Trotz Drängens der Bush-Regierung hatte die CIA in ihren Berichten bislang nicht behauptet, dass Hussein tatsächlich noch über Massenvernichtungswaffen verfügt, sondern nur behauptet, dass die Möglichkeit bestünde. Auch was die Verbindung zwischen dem Regime im Irak und al-Qaida angeht, hielt sich der Geheimdienst auffällig zurück. Selbst die von Bush immer wieder für eine schnelle "Entwaffnung" oder einen Regimewechsel angeführte Behauptung, dass der Irak eine unmittelbare Bedrohung der USA darstelle, wurde nicht wirklich ausgefüllt. Das hat offenbar Ärger ausgelöst.

Verteidigungsminister Rumsfeld sprang ein und gab bestätigte die Meldung der New York Times vom 23. Oktober, dass eine kleine unabhängige Gruppe die Berichte der Geheimdienste eigenständig überprüfe - und dass dies nicht erst seit kurzem geschehe, sondern die Gruppe bereits kurz nach dem 11.9. eingerichtet worden sei. Die Gruppe verwende leistungsstarke Computer und Software, um Dokumente und Berichte der Geheimdienste im Sinne des "Data Mining" zu durchsuchen. Gegenwärtig sei die Hauptaufgabe, Verbindungen des Irak-Regimes mit dem Terrorismus herauszufinden.

Natürlich wies Rumsfeld die in der New York Times geäußerten Vermutungen zurück, dass die Bush-Regierung mit den Geheimdiensten unzufrieden sei und nun sozusagen der eigene Geheimdienst die bislang unterstellten, aber nicht von den Geheimdiensten in vollem Umgang bestätigten Beweise für die Verbindung zwischen al-Qaida und Bagdad und die Existenz von Massenvernichtungswaffen liefern soll.
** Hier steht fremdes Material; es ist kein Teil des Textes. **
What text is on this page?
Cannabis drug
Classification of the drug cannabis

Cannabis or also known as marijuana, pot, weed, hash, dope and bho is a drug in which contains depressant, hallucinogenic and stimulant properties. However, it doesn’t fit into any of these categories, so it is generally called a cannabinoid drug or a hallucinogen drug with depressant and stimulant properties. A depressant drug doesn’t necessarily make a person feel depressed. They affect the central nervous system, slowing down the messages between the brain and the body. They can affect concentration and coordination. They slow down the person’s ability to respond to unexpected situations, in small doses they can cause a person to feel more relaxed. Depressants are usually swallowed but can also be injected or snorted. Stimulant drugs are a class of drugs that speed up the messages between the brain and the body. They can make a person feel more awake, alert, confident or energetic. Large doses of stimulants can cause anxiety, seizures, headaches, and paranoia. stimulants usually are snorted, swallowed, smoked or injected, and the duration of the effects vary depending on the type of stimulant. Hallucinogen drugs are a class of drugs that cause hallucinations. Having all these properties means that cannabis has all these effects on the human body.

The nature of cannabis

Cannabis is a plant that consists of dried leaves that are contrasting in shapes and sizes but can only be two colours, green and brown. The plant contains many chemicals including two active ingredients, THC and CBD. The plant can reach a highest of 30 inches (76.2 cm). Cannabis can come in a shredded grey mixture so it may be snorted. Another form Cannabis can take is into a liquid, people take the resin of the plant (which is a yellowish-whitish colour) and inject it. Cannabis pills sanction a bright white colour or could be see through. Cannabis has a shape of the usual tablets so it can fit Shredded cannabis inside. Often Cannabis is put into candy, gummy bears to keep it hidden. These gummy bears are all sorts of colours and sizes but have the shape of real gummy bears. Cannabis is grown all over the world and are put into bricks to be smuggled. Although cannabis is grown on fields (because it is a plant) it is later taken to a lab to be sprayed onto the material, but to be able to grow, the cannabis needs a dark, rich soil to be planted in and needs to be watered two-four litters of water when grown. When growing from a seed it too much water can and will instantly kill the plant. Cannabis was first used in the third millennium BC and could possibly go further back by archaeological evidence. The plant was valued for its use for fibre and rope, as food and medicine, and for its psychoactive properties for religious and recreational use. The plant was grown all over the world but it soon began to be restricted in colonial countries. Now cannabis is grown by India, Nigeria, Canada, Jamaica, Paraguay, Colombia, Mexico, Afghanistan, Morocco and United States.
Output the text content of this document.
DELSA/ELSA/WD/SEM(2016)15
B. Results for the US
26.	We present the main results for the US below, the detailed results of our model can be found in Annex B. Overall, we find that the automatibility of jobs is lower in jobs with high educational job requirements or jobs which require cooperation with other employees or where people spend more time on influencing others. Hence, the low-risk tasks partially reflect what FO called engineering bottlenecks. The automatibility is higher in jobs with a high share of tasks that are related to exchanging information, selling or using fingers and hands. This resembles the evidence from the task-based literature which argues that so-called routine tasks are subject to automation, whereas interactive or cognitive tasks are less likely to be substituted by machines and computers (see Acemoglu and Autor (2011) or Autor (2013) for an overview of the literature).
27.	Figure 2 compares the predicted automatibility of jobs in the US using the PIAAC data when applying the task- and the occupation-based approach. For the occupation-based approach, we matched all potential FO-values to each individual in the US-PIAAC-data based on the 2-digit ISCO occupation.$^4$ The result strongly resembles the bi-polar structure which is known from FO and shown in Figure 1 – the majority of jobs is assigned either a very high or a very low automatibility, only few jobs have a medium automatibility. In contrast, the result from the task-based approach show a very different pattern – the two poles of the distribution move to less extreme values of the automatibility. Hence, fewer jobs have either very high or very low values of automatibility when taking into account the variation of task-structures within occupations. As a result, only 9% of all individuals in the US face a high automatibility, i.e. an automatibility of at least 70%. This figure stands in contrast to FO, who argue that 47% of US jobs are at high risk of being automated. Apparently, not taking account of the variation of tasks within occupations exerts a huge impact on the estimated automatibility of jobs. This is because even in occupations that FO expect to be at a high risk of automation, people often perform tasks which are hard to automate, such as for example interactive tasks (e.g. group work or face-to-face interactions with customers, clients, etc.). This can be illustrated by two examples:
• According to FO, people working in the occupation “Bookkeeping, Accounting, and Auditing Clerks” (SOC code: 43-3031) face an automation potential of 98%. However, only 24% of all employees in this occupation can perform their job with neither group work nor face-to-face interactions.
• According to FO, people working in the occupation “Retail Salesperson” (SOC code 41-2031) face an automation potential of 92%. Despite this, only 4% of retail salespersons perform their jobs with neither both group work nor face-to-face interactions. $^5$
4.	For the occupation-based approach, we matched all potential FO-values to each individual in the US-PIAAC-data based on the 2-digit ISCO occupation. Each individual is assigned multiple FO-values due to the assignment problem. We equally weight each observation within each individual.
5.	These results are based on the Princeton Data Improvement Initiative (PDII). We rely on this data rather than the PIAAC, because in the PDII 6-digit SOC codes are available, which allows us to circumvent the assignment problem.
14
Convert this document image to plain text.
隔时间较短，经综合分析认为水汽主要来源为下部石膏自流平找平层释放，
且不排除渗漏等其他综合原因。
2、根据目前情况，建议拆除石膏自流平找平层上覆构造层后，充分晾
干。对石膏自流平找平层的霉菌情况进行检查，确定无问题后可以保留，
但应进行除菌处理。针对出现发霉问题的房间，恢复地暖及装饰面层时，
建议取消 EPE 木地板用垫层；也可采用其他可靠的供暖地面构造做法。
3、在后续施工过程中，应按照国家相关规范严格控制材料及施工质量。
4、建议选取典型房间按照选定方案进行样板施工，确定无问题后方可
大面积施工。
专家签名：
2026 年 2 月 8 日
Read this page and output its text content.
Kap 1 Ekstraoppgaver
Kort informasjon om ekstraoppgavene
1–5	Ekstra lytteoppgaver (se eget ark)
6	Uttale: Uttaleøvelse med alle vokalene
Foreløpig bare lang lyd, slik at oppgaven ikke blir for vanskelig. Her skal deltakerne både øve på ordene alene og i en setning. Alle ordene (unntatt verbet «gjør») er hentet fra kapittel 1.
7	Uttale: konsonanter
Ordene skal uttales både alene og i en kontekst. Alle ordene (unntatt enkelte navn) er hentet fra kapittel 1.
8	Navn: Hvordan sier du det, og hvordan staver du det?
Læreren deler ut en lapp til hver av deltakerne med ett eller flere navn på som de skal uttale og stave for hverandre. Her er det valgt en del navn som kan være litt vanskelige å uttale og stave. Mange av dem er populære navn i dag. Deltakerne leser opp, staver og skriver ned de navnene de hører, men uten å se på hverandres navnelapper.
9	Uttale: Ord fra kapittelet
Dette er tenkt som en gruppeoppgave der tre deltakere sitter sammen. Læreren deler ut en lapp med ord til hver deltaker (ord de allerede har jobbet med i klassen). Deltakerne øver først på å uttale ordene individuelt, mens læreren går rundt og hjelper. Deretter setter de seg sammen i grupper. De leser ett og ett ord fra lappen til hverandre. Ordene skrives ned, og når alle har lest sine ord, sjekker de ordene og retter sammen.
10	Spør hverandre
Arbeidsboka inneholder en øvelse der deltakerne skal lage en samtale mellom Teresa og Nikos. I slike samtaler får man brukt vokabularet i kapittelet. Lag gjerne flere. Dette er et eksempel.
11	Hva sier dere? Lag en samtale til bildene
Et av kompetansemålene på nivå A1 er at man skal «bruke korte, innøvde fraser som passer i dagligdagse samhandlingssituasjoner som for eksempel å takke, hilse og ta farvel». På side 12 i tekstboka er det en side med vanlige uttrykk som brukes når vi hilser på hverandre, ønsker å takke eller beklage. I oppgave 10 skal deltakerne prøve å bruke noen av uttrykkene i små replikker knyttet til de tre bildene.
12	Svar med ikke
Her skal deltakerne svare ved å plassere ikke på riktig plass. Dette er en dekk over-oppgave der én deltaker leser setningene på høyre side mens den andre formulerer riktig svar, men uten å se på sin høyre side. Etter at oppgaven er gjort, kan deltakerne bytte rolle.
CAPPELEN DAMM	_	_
Es gäbe, so Rumsfeld, enge und gute Beziehungen zwischen dem Verteidigungsministerium und den Geheimdiensten. Es würden auch keine eigenständigen Aufklärungsberichte erstellt, man suche lediglich die Geheimdienstinformationen, die ja nur "beste Schätzungen" seien, anzuschauen, darüber nachzudenken und sie zu bewerten. Auch Vizeverteidigungsminister Wolfowitz stritt ab, dass die Geheimdienstgruppe eigene Informationen beschaffe oder herstelle.

Ganz überzeugend ist das freilich nicht. Zumindest wurde jetzt erst in einem Ausschussbericht die Lageeinschätzung des CIA bekannt gegeben, wie Washington Times berichtete, die eigentlich bereits seit April vorliegt. Spekuliert wurde im Weißen Haus beispielsweise, dass Saddam Hussein von Regimegegner gestürzt werden könnte - Ari Fleischer, der Sprecher des Weißen Hauses, ließ denn auch erkennen, dass eine Ermordung der US-Regierung durchaus Recht wäre und viel Geld sparen könnte (Freie Hand für den Krieg). Man setzt auch darauf, dass bei einem Angriff die Regimegegner und abtrünnige Militärs sich erheben und ähnlich wie in Afghanistan die Warlords und Kämpfer der Nordallianz am Boden aushelfen. Das Pentagon plant, Mitglieder von Oppositionsgruppen militärisch ausbilden (US-Regierung denken über Militärverwaltung im Irak nach). Das Geld dafür wurde bereits bewilligt.

Der CIA-Bericht hingegen sagt, es sei unwahrscheinlich, dass jemand aus dem inneren Kreis um Hussein sich gegen ihn erheben würde: "In Bagdad sehen hohe Regierungsmitglieder und Militärs ihr Schicksal mit Saddam verbunden und ihre Treue wird wahrscheinlich durch die jahrzehntelange Propaganda des Regimes gegen die UN-Sanktionen und den Westen gestärkt, die Saddam als notwendig für das Überleben und die Integrität des Staates herausstellt." Bekanntlich hat Saddam Hussein umfangreiche Sicherheitsvorkehrungen zu seinem Schutz getroffen und stützt sich auf ausgewählte Einheiten der Republikanischen Garde.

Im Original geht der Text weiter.